The cherubic Kanda, a graduate of the smooth Kinshasa band Bella Bella, brought sunny showmanship and a high degree of professionalism to the music. At first, his neat sound held limited appeal in Kinshasa, but as his hit-making credentials built steadily, he began touring Africa in the early '90s, becoming one of the top-selling artists across the continent and even earning approval in his old hometown. One of the newest groups to emerge from the Paris scene, the immensely popular Nouvelle Generation spun off from Papa Wemba's Viva la Musica in 1992.

Soukous guitarists can earn cult followings, and Kanda's first guitarist Diblo Dibala garnered one of the most fanatical. Having played briefly with OK Jazz and then with Bella Bella and other groups back home, Diblo came to Paris and rose with Kanda, gracing his records with quick, stylish and elegantly precise seben solos. Diblo went on to work with Pepe Kalle and others before joining affable Congolese vocalist Aurlus Mabele to form the group Loketo in 1986. Loketo's early US tours helped to introduce soukous in America. Diblo and Aurlus parted ways in 1991, but Loketo forges on with an aggressive tour schedule, as does Diblo's new group Matchatcha, named for a flower that makes you itch--"to dance" says Diblo. Other pillars of the Paris soukous guitar stable include Nene Tchakou, Lokassa Ya Mbongo, Dally Kimoko and Bamundele Virigo (Rigo Star).
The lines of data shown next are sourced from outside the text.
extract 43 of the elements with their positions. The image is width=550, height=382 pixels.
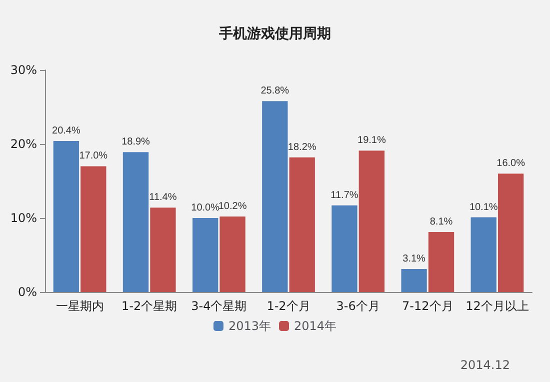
data-label: 8.1%: [430, 216, 453, 228]
text: 2014.12: [460, 358, 510, 372]
bar: [122, 152, 149, 292]
x-tick-label: 一星期内: [56, 299, 104, 313]
x-tick-label: 3-4个星期: [191, 299, 247, 313]
data-label: 11.4%: [149, 192, 177, 204]
data-label: 19.1%: [357, 135, 386, 146]
data-label: 25.8%: [260, 86, 290, 97]
y-tick-label: 20%: [10, 137, 37, 151]
y-tick-label: 0%: [18, 285, 37, 299]
chart-title: 手机游戏使用周期: [218, 25, 331, 42]
data-label: 18.9%: [122, 136, 150, 148]
legend-label: 2014年: [294, 319, 337, 333]
bar: [150, 208, 176, 292]
bar: [358, 150, 385, 292]
data-label: 10.2%: [218, 201, 247, 212]
data-label: 18.2%: [288, 142, 316, 153]
bar: [428, 232, 454, 292]
x-tick-label: 12个月以上: [466, 299, 529, 313]
x-tick-label: 1-2个星期: [122, 299, 178, 313]
bar: [332, 205, 358, 292]
data-label: 11.7%: [330, 190, 358, 201]
data-label: 10.1%: [469, 202, 498, 213]
legend-label: 2013年: [228, 319, 272, 333]
bar: [289, 157, 315, 292]
bar: [401, 269, 427, 292]
x-tick-label: 1-2个月: [266, 299, 310, 313]
bar: [80, 166, 106, 292]
bar: [53, 141, 80, 292]
data-label: 17.0%: [79, 150, 108, 162]
y-tick-label: 30%: [10, 63, 37, 77]
x-tick-label: 7-12个月: [402, 299, 454, 313]
bar: [498, 174, 524, 292]
bar: [262, 101, 288, 292]
x-tick-label: 3-6个月: [336, 299, 380, 313]
data-label: 20.4%: [52, 126, 80, 137]
data-label: 10.0%: [191, 202, 220, 214]
y-tick-label: 10%: [10, 211, 37, 225]
bar: [470, 217, 496, 292]
bar: [192, 218, 218, 292]
data-label: 16.0%: [496, 158, 526, 170]
data-label: 3.1%: [402, 254, 426, 265]
bar: [220, 216, 246, 292]
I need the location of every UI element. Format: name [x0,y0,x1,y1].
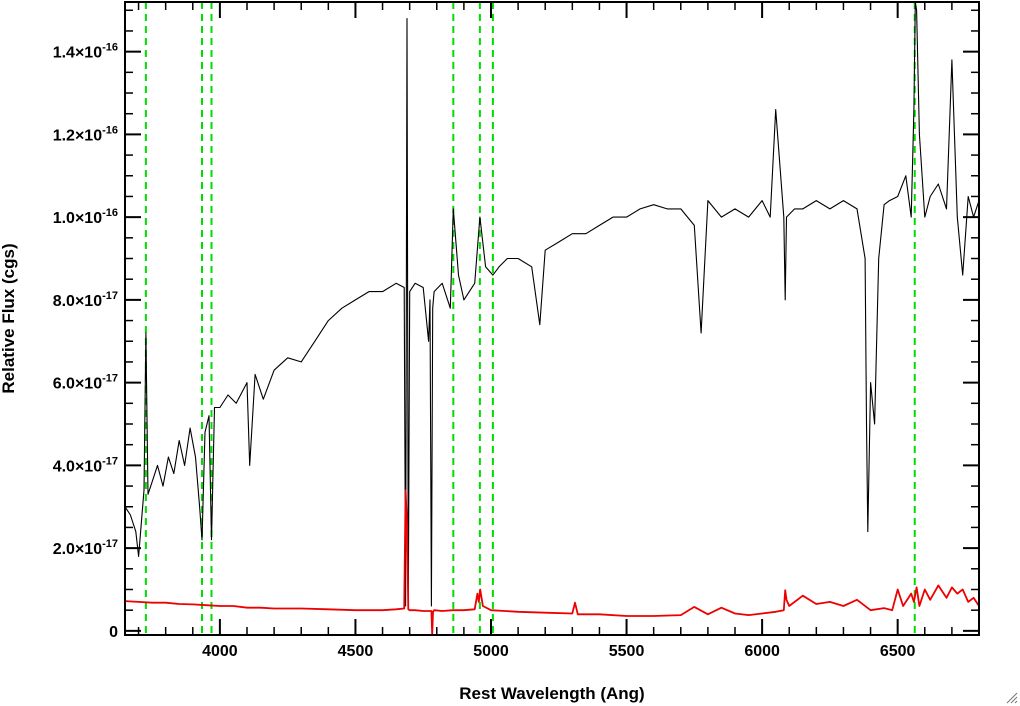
y-tick-label: 1.0×10-16 [53,207,118,227]
x-tick-label: 6000 [744,643,780,660]
plot-frame [124,1,980,636]
x-tick-label: 6500 [880,643,916,660]
y-tick-label: 0 [109,624,118,641]
y-tick-label: 4.0×10-17 [53,455,118,475]
tick-labels: 4000 4500 5000 5500 6000 6500 0 2.0×10-17 4.0×10… [53,42,916,660]
y-axis-title: Relative Flux (cgs) [0,243,18,393]
reference-lines [144,2,916,635]
y-tick-label: 1.4×10-16 [53,42,118,62]
y-tick-label: 8.0×10-17 [53,290,118,310]
spectrum-line [125,2,979,607]
y-tick-label: 2.0×10-17 [53,538,118,558]
x-tick-label: 5000 [473,643,509,660]
x-tick-label: 5500 [609,643,645,660]
series-layer [125,2,979,635]
x-tick-label: 4000 [202,643,238,660]
x-axis-title: Rest Wavelength (Ang) [459,684,644,703]
y-tick-label: 1.2×10-16 [53,124,118,144]
error-spectrum-line [125,489,979,635]
axis-ticks [125,2,980,635]
resize-grip-icon[interactable] [1004,690,1018,704]
y-tick-label: 6.0×10-17 [53,373,118,393]
x-tick-label: 4500 [338,643,374,660]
Some lovers of the old Kinshasa sounds complain about the Paris soukous machine. They say that the well-oiled studio system lets producers crank out records programmed on auto pilot using a handful of session players. Seen as signs of modernity by many in Africa, the keyboards and drum machines so prevalent in Paris soukous can turn off western listeners who are attracted to African pop for its human feel and intimacy. In general, though, the complaint makes little sense to Zairean pop musicians who partially base their continued popularity on staying abreast of new developments in pop sound technology.

Hard Times in Congo

Meanwhile, back in Kinshasa, elements in the Zairean army rebelled against President Mobutu in 1991 creating a political and economic crisis from which the country has yet to emerge. The clubs of Matonge, which had supported hundreds of bands, hunkered down for hard times. Since that watershed year, Congolese musicians have continued to emigrate to East Africa and recently, South Africa as well, the one African country where soukous was not previously heard due to the cultural restrictions accompanying apartheid. Many Congo musicians have also gone to London, Paris, Brussels and other European cities. With competition fierce in Europe, some find their way to the US. Tabu Ley relocated to California in 1994 for a two year stay, and soukous bands run by Zairean expatriates now carry on the tradition in San Diego, North Carolina, Boston and New York. Mobutu's fall in 1997 held the promise for a revitalization of the local scene in Kinshasa, but Mobutu's successor Laurent Kabila has failed to rescue the nation from its downward spiral. Long smoldering ethnic tensions, a devastated infrastructure, and Kabila's on and then off alliance with dubious forces in neighboring Rawanda and Uganda have led to civil war. The music goes on in Kinshasa. Groups like Zaiko Langa Langa still record and perform there. But it will be a long time before the city regains its glory.